Sweet forecast for CSM despite upcoming sugar sale

Despite extensive company restructuring and the imminent sale of its sugar division, Netherlands-based ingredients group CSM today announced strong profits in the first half and is optimistic the upward trend will continue.

Operating profit before exceptional items rose more than 30 per cent to €66.4m while net turnover amounted to €1.2bn.

In February, in line with streamlining company operations, CSM announced the sale of its sugar business as it was felt the division could not compete in the industry once EU sugar regulations came into force in July.

The company said price pressures lowered EU sugar sales this year but a better harvest boosted the world market.

Even without the sugar business, which recorded a net turnover of €124.6m and operating profits of €21.2m in the first half, CSM said it was hopeful it would achieve 2008 targets.

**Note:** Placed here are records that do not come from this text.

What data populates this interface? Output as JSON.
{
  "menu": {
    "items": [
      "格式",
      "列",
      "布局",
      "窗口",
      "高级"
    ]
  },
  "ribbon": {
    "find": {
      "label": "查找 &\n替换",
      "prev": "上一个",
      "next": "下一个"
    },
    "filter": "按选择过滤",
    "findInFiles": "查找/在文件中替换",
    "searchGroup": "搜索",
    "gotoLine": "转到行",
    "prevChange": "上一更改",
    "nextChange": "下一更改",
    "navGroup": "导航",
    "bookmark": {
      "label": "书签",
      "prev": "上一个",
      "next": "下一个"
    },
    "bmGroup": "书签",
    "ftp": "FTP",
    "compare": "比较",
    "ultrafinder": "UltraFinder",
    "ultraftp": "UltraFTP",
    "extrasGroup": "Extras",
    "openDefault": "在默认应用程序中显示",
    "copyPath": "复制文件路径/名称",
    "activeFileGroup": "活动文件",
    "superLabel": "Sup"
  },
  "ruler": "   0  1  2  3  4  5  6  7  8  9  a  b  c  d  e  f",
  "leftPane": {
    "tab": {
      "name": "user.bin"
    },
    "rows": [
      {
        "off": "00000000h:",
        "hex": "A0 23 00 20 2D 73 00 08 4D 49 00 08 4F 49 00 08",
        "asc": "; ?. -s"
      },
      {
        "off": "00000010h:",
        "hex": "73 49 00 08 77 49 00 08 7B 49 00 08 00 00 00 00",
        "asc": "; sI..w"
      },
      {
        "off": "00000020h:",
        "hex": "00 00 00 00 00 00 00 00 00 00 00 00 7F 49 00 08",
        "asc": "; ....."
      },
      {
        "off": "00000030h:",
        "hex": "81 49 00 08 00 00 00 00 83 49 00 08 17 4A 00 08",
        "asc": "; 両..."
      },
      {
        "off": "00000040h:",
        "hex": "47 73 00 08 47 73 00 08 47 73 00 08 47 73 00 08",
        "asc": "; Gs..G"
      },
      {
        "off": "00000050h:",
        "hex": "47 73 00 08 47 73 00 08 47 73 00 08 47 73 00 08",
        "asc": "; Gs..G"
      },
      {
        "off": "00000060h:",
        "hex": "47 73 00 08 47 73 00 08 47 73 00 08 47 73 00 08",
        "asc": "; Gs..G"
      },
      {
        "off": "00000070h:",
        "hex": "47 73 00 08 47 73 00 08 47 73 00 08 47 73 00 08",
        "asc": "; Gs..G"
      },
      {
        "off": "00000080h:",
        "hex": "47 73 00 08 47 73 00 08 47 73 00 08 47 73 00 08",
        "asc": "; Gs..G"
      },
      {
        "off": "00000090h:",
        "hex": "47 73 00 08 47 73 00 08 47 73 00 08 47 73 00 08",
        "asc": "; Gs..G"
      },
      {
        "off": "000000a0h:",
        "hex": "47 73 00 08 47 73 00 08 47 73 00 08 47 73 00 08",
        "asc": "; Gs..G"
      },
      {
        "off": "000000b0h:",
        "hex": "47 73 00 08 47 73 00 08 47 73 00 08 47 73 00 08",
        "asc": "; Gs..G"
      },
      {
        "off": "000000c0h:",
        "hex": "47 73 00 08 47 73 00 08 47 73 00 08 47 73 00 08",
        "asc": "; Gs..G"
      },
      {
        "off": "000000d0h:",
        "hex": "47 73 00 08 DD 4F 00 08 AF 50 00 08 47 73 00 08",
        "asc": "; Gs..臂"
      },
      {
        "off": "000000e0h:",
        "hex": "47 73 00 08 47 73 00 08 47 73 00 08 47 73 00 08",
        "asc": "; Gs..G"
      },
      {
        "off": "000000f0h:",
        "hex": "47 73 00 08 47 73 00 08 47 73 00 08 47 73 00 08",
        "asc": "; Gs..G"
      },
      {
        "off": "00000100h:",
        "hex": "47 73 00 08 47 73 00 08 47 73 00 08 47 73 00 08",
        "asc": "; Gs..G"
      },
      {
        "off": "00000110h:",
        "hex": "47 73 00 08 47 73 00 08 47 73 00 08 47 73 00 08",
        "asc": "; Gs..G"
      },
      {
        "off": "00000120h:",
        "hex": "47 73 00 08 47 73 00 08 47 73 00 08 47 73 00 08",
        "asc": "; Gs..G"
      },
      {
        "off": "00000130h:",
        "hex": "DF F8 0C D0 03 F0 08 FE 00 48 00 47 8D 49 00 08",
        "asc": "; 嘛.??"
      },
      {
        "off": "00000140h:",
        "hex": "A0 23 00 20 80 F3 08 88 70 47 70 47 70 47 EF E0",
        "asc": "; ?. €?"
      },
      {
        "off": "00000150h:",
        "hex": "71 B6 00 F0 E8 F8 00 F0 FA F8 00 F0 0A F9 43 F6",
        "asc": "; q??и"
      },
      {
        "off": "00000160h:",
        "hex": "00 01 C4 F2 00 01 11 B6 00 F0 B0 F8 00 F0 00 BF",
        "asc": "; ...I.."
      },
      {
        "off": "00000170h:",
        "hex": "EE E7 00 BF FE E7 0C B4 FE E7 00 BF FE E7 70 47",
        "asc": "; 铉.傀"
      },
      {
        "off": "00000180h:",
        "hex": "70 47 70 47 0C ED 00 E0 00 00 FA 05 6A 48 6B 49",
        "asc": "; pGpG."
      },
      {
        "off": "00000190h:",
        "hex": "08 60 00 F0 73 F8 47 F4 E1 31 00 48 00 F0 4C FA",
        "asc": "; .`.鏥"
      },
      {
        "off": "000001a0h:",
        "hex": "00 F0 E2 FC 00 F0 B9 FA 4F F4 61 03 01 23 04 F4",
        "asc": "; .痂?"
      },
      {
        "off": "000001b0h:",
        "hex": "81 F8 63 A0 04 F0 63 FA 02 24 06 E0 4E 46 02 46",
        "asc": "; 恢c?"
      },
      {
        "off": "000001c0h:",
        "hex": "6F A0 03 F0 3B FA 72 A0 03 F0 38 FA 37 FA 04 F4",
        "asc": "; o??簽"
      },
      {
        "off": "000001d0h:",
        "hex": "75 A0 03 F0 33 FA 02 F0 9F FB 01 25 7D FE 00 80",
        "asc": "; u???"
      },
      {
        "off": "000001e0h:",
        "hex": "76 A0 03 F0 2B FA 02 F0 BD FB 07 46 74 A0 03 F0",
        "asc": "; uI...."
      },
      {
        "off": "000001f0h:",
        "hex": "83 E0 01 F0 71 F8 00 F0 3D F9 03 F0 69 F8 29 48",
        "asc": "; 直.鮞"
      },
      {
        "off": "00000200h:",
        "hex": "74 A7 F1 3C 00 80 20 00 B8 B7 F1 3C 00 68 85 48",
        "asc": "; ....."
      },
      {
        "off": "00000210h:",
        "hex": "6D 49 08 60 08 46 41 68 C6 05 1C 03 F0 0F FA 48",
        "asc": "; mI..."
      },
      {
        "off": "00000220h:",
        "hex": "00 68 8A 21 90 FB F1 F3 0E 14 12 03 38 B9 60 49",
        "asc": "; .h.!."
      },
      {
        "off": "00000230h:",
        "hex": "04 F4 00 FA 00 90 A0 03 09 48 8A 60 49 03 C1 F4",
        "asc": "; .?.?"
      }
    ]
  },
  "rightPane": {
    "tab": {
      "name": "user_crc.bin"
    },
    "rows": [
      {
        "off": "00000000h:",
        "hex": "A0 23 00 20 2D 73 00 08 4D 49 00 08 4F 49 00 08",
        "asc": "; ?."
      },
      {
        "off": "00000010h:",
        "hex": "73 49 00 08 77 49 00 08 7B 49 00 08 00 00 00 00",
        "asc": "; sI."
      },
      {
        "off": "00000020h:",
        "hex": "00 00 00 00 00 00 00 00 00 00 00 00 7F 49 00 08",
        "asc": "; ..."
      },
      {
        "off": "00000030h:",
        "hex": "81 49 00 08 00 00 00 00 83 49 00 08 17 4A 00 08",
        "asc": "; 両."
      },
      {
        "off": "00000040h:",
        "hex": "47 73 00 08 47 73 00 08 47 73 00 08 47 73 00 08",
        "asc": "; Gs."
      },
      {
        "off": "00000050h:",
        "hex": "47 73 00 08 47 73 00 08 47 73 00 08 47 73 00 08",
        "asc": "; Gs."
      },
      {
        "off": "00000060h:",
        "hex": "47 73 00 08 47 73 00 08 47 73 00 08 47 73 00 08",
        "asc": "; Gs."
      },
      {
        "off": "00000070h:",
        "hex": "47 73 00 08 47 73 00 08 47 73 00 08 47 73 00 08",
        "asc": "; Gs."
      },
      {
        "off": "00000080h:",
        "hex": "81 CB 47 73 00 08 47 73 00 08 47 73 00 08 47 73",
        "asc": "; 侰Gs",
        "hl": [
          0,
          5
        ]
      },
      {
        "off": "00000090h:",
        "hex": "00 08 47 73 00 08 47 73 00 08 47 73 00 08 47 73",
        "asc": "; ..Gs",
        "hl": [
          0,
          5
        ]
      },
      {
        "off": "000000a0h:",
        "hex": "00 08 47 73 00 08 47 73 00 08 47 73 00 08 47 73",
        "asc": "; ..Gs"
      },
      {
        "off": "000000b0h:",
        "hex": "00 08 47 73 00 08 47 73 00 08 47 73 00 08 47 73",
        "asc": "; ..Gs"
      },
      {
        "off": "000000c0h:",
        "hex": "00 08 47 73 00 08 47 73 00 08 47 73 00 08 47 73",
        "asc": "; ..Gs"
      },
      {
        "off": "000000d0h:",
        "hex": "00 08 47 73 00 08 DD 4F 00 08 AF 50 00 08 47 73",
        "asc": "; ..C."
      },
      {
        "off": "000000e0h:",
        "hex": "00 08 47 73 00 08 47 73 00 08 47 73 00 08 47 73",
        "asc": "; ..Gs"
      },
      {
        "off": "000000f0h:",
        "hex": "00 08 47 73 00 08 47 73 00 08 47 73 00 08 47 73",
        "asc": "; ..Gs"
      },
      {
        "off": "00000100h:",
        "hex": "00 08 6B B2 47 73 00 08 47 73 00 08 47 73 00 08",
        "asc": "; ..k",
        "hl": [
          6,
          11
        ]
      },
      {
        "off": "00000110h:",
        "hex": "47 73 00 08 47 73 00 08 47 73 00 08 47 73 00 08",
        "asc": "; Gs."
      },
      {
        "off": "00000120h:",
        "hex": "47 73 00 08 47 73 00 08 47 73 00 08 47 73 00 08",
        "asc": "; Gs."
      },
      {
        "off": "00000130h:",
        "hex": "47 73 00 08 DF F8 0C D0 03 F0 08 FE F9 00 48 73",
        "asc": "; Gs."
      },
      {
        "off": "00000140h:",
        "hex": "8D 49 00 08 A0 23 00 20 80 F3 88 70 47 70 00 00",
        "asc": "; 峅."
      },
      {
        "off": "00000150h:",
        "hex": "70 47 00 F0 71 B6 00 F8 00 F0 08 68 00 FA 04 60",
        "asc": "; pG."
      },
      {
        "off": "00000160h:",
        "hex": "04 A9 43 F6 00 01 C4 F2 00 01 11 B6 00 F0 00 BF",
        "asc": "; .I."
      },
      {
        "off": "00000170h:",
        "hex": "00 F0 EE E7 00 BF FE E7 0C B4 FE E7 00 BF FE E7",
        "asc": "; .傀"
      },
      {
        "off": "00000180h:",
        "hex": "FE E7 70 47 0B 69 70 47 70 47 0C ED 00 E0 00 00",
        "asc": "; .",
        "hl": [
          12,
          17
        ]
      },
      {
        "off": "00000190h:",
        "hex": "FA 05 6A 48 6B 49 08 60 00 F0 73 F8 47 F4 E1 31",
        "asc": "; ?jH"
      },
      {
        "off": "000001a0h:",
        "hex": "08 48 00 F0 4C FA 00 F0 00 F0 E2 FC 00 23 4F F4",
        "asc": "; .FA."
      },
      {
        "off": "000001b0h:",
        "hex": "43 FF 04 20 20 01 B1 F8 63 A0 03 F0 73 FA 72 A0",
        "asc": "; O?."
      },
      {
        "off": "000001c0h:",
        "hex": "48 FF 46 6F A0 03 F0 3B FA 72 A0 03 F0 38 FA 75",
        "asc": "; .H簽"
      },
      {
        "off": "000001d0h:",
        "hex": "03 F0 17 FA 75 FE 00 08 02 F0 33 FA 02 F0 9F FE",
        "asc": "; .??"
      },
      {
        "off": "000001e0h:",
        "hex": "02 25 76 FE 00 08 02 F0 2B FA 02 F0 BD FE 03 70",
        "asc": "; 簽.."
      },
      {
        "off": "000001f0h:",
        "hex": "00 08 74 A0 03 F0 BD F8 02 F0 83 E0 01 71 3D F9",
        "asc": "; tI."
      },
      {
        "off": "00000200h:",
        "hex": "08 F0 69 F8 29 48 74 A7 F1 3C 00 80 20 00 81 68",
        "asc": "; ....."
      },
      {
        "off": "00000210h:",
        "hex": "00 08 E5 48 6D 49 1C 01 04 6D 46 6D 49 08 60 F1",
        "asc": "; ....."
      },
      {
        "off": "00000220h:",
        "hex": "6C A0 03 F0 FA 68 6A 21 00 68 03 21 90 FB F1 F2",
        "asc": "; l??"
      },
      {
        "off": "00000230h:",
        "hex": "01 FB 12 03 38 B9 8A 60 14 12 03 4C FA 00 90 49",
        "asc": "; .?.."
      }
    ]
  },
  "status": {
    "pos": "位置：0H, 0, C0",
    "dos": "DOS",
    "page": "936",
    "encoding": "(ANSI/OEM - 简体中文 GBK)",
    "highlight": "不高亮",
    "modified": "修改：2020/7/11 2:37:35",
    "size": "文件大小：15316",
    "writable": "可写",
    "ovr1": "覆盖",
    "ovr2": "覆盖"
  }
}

In a statement, chief executive officer Gerard Hoetmer said: "The sale of CSM Sugar is a historical step for CSM and all the parties involved."

He continued: "The sale of CSM Sugar to Cosun will enable the two organizations to join forces and will bolster the entire chain. It will also secure long-term continuity for the Dutch sugar sector in the rapidly changing European sugar market."

The company expect the sale to Royal Cosun to be completed within the fourth quarter for a provisional sum of €202m.

Poor results for CSM in 2005 prompted an overhaul of the company in which it was decided to focus on its core product ranges.

CSM's main product groups include bakery ingredients and products, lactic acid and lactic acid derivatives, and sugar. With these activities CSM has an annual turnover of €2.6 billion and a workforce of approximately 8,500.